Apple will probably continue rewriting parts of Xcode in Swift to get better performance, but I’ve noticed that although the performance gains are noticeable, Xcode has increasingly become a pain in the butt. Syntax highlighting consistently fails, Interface Builder hangs and crashes frequently, and the install size keeps growing. I would like Apple to focus on hardening these new implementations so that the work consistently and for them to take a pass at optimizing Xcode so that it shrinks in size either by separating some components into separate apps and/or by removing functionality that is rarely used that another IDE covers (such as non-Apple platform/web development).
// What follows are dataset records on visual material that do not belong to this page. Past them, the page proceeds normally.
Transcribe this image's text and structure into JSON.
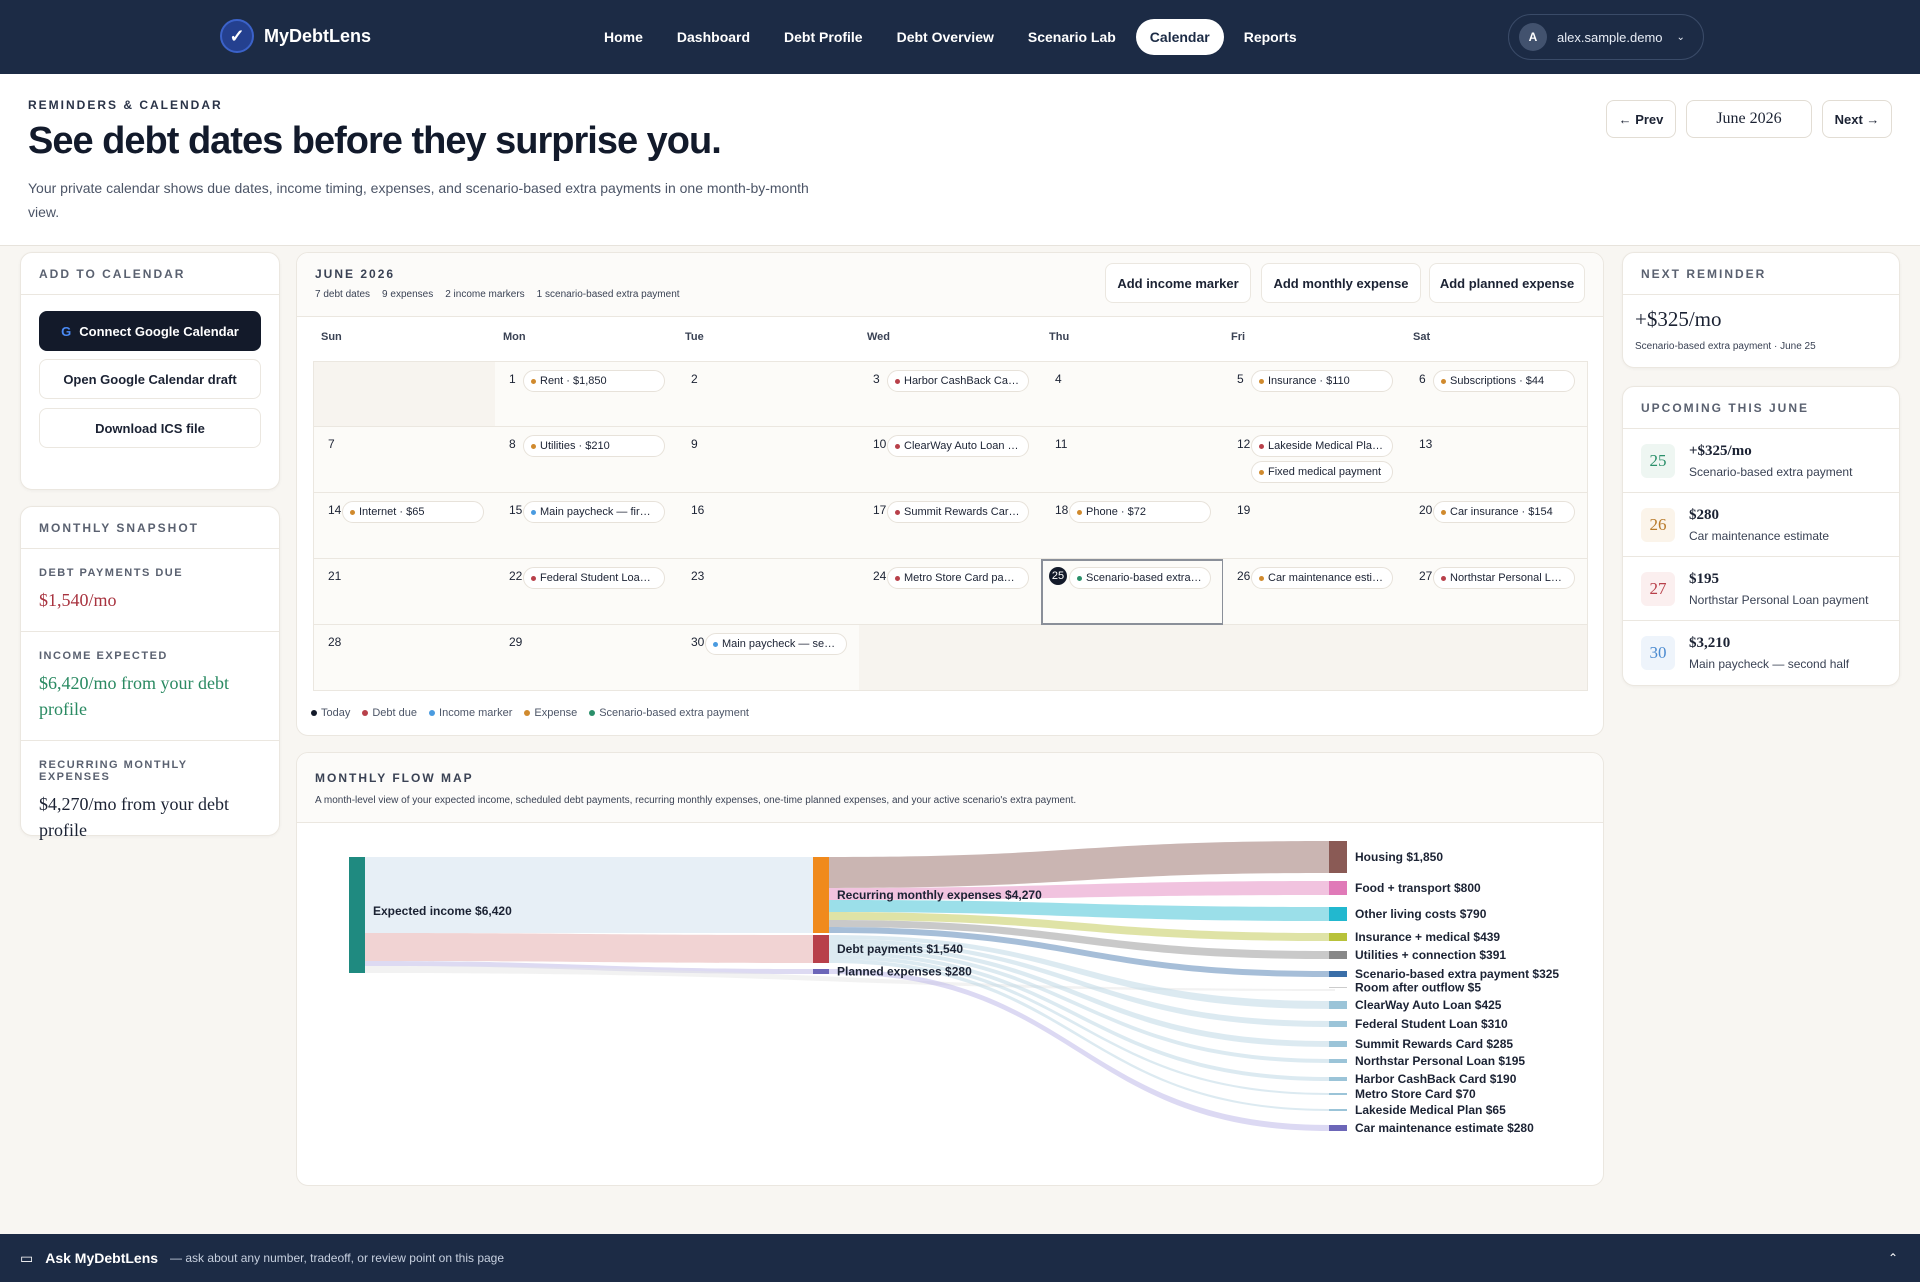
{
  "app": {
    "name": "MyDebtLens"
  },
  "nav": {
    "items": [
      "Home",
      "Dashboard",
      "Debt Profile",
      "Debt Overview",
      "Scenario Lab",
      "Calendar",
      "Reports"
    ],
    "active": "Calendar"
  },
  "user": {
    "initial": "A",
    "email": "alex.sample.demo"
  },
  "header": {
    "eyebrow": "REMINDERS & CALENDAR",
    "title": "See debt dates before they surprise you.",
    "subtitle": "Your private calendar shows due dates, income timing, expenses, and scenario-based extra payments in one month-by-month view.",
    "prev": "← Prev",
    "month": "June 2026",
    "next": "Next →"
  },
  "add_to_calendar": {
    "title": "ADD TO CALENDAR",
    "connect": "Connect Google Calendar",
    "draft": "Open Google Calendar draft",
    "ics": "Download ICS file"
  },
  "snapshot": {
    "title": "MONTHLY SNAPSHOT",
    "debt_label": "DEBT PAYMENTS DUE",
    "debt_value": "$1,540/mo",
    "income_label": "INCOME EXPECTED",
    "income_value": "$6,420/mo from your debt profile",
    "expenses_label": "RECURRING MONTHLY EXPENSES",
    "expenses_value": "$4,270/mo from your debt profile"
  },
  "calendar": {
    "month_label": "JUNE 2026",
    "stats": [
      "7 debt dates",
      "9 expenses",
      "2 income markers",
      "1 scenario-based extra payment"
    ],
    "actions": [
      "Add income marker",
      "Add monthly expense",
      "Add planned expense"
    ],
    "weekdays": [
      "Sun",
      "Mon",
      "Tue",
      "Wed",
      "Thu",
      "Fri",
      "Sat"
    ],
    "days": [
      {
        "day": "1",
        "col": 1,
        "row": 0,
        "events": [
          {
            "label": "Rent · $1,850",
            "kind": "expense"
          }
        ]
      },
      {
        "day": "2",
        "col": 2,
        "row": 0,
        "events": []
      },
      {
        "day": "3",
        "col": 3,
        "row": 0,
        "events": [
          {
            "label": "Harbor CashBack Card payment",
            "kind": "debt"
          }
        ]
      },
      {
        "day": "4",
        "col": 4,
        "row": 0,
        "events": []
      },
      {
        "day": "5",
        "col": 5,
        "row": 0,
        "events": [
          {
            "label": "Insurance · $110",
            "kind": "expense"
          }
        ]
      },
      {
        "day": "6",
        "col": 6,
        "row": 0,
        "events": [
          {
            "label": "Subscriptions · $44",
            "kind": "expense"
          }
        ]
      },
      {
        "day": "7",
        "col": 0,
        "row": 1,
        "events": []
      },
      {
        "day": "8",
        "col": 1,
        "row": 1,
        "events": [
          {
            "label": "Utilities · $210",
            "kind": "expense"
          }
        ]
      },
      {
        "day": "9",
        "col": 2,
        "row": 1,
        "events": []
      },
      {
        "day": "10",
        "col": 3,
        "row": 1,
        "events": [
          {
            "label": "ClearWay Auto Loan payment",
            "kind": "debt"
          }
        ]
      },
      {
        "day": "11",
        "col": 4,
        "row": 1,
        "events": []
      },
      {
        "day": "12",
        "col": 5,
        "row": 1,
        "events": [
          {
            "label": "Lakeside Medical Plan payment",
            "kind": "debt"
          },
          {
            "label": "Fixed medical payment",
            "kind": "expense"
          }
        ]
      },
      {
        "day": "13",
        "col": 6,
        "row": 1,
        "events": []
      },
      {
        "day": "14",
        "col": 0,
        "row": 2,
        "events": [
          {
            "label": "Internet · $65",
            "kind": "expense"
          }
        ]
      },
      {
        "day": "15",
        "col": 1,
        "row": 2,
        "events": [
          {
            "label": "Main paycheck — first half",
            "kind": "income"
          }
        ]
      },
      {
        "day": "16",
        "col": 2,
        "row": 2,
        "events": []
      },
      {
        "day": "17",
        "col": 3,
        "row": 2,
        "events": [
          {
            "label": "Summit Rewards Card payment",
            "kind": "debt"
          }
        ]
      },
      {
        "day": "18",
        "col": 4,
        "row": 2,
        "events": [
          {
            "label": "Phone · $72",
            "kind": "expense"
          }
        ]
      },
      {
        "day": "19",
        "col": 5,
        "row": 2,
        "events": []
      },
      {
        "day": "20",
        "col": 6,
        "row": 2,
        "events": [
          {
            "label": "Car insurance · $154",
            "kind": "expense"
          }
        ]
      },
      {
        "day": "21",
        "col": 0,
        "row": 3,
        "events": []
      },
      {
        "day": "22",
        "col": 1,
        "row": 3,
        "events": [
          {
            "label": "Federal Student Loan payment",
            "kind": "debt"
          }
        ]
      },
      {
        "day": "23",
        "col": 2,
        "row": 3,
        "events": []
      },
      {
        "day": "24",
        "col": 3,
        "row": 3,
        "events": [
          {
            "label": "Metro Store Card payment",
            "kind": "debt"
          }
        ]
      },
      {
        "day": "25",
        "col": 4,
        "row": 3,
        "today": true,
        "events": [
          {
            "label": "Scenario-based extra payment",
            "kind": "scenario"
          }
        ]
      },
      {
        "day": "26",
        "col": 5,
        "row": 3,
        "events": [
          {
            "label": "Car maintenance estimate",
            "kind": "expense"
          }
        ]
      },
      {
        "day": "27",
        "col": 6,
        "row": 3,
        "events": [
          {
            "label": "Northstar Personal Loan payment",
            "kind": "debt"
          }
        ]
      },
      {
        "day": "28",
        "col": 0,
        "row": 4,
        "events": []
      },
      {
        "day": "29",
        "col": 1,
        "row": 4,
        "events": []
      },
      {
        "day": "30",
        "col": 2,
        "row": 4,
        "events": [
          {
            "label": "Main paycheck — second half",
            "kind": "income"
          }
        ]
      }
    ],
    "legend": [
      {
        "label": "Today",
        "color": "#131a2a"
      },
      {
        "label": "Debt due",
        "color": "#b8404a"
      },
      {
        "label": "Income marker",
        "color": "#4a9be0"
      },
      {
        "label": "Expense",
        "color": "#d08a2e"
      },
      {
        "label": "Scenario-based extra payment",
        "color": "#2a8f6a"
      }
    ],
    "kind_colors": {
      "debt": "#b8404a",
      "income": "#4a9be0",
      "expense": "#d08a2e",
      "scenario": "#2a8f6a"
    }
  },
  "next_reminder": {
    "title": "NEXT REMINDER",
    "amount": "+$325/mo",
    "desc": "Scenario-based extra payment · June 25"
  },
  "upcoming": {
    "title": "UPCOMING THIS JUNE",
    "items": [
      {
        "date": "25",
        "amount": "+$325/mo",
        "desc": "Scenario-based extra payment",
        "color": "#2a8f6a",
        "bg": "#eef6f2"
      },
      {
        "date": "26",
        "amount": "$280",
        "desc": "Car maintenance estimate",
        "color": "#b87a2a",
        "bg": "#fbf4ea"
      },
      {
        "date": "27",
        "amount": "$195",
        "desc": "Northstar Personal Loan payment",
        "color": "#b8404a",
        "bg": "#fbefef"
      },
      {
        "date": "30",
        "amount": "$3,210",
        "desc": "Main paycheck — second half",
        "color": "#4a8ad0",
        "bg": "#eef4fb"
      }
    ]
  },
  "flow_map": {
    "title": "MONTHLY FLOW MAP",
    "subtitle": "A month-level view of your expected income, scheduled debt payments, recurring monthly expenses, one-time planned expenses, and your active scenario's extra payment.",
    "source": {
      "label": "Expected income  $6,420",
      "color": "#1f8a80"
    },
    "middle": [
      {
        "label": "Recurring monthly expenses  $4,270",
        "color": "#f08a1c"
      },
      {
        "label": "Debt payments  $1,540",
        "color": "#b8404a"
      },
      {
        "label": "Planned expenses  $280",
        "color": "#6c66b8"
      }
    ],
    "targets": [
      {
        "label": "Housing  $1,850",
        "color": "#8a5a55"
      },
      {
        "label": "Food + transport  $800",
        "color": "#e07ab8"
      },
      {
        "label": "Other living costs  $790",
        "color": "#22b8cf"
      },
      {
        "label": "Insurance + medical  $439",
        "color": "#b8c23a"
      },
      {
        "label": "Utilities + connection  $391",
        "color": "#888888"
      },
      {
        "label": "Scenario-based extra payment  $325",
        "color": "#3a6ea8"
      },
      {
        "label": "Room after outflow  $5",
        "color": "#cccccc"
      },
      {
        "label": "ClearWay Auto Loan  $425",
        "color": "#9bc4d8"
      },
      {
        "label": "Federal Student Loan  $310",
        "color": "#9bc4d8"
      },
      {
        "label": "Summit Rewards Card  $285",
        "color": "#9bc4d8"
      },
      {
        "label": "Northstar Personal Loan  $195",
        "color": "#9bc4d8"
      },
      {
        "label": "Harbor CashBack Card  $190",
        "color": "#9bc4d8"
      },
      {
        "label": "Metro Store Card  $70",
        "color": "#9bc4d8"
      },
      {
        "label": "Lakeside Medical Plan  $65",
        "color": "#9bc4d8"
      },
      {
        "label": "Car maintenance estimate  $280",
        "color": "#6c66b8"
      }
    ]
  },
  "assistant": {
    "title": "Ask MyDebtLens",
    "hint": "— ask about any number, tradeoff, or review point on this page"
  }
}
Another feature I would like to see added is a visual network debugger. The Memory Debugger has proven to be a huge success and being able to visualize network traffic and inspect the packets on each socket would make for an excellent debugging addition.

Miscellaneous

On the rumor front, there is Marzipan. While AppKit has slowly gotten some love over the past series of releases by backporting features from UIKit, the combining of the Mac and iOS team would indicate that Apple would like to stop maintaining two distinct development frameworks and merge the two (i.e. UXKit). By doing so, all features would be (presumably) available to both platforms and allow for bug fixes/improvements to be applied at the same time. Now, some people have read the tea leaves to suggest that this means that macOS and iOS are merging into a singular OS. To me, this doesn’t seem like a thing that is going to happen since macOS has a full file system, allows for unsigned/unsandboxed apps to run, and doesn’t have a touch interface. However, if Apple is secretly working on a version of macOS that runs on ARM, then maybe there will be more code reuse from a core OS/kernel perspective, but unless Apple debuts a Surface Book type Mac with a touch display and support for Apple Pencil, I think the only thing a unified platform would allow for is the ability for iOS apps to run on a Mac in a limited capacity. Even so, Sun’s (and now Oracle’s) approach to write once, run anywhere has turned out to be just garbage, so I would hope Apple has something a bit better in mind.

Lastly, Swift still needs a stable ABI. Looking at the dashboard, it doesn’t look like they’ll meet their goal this year. If they do miss, then it’ll be another year until I consider Swift production-ready.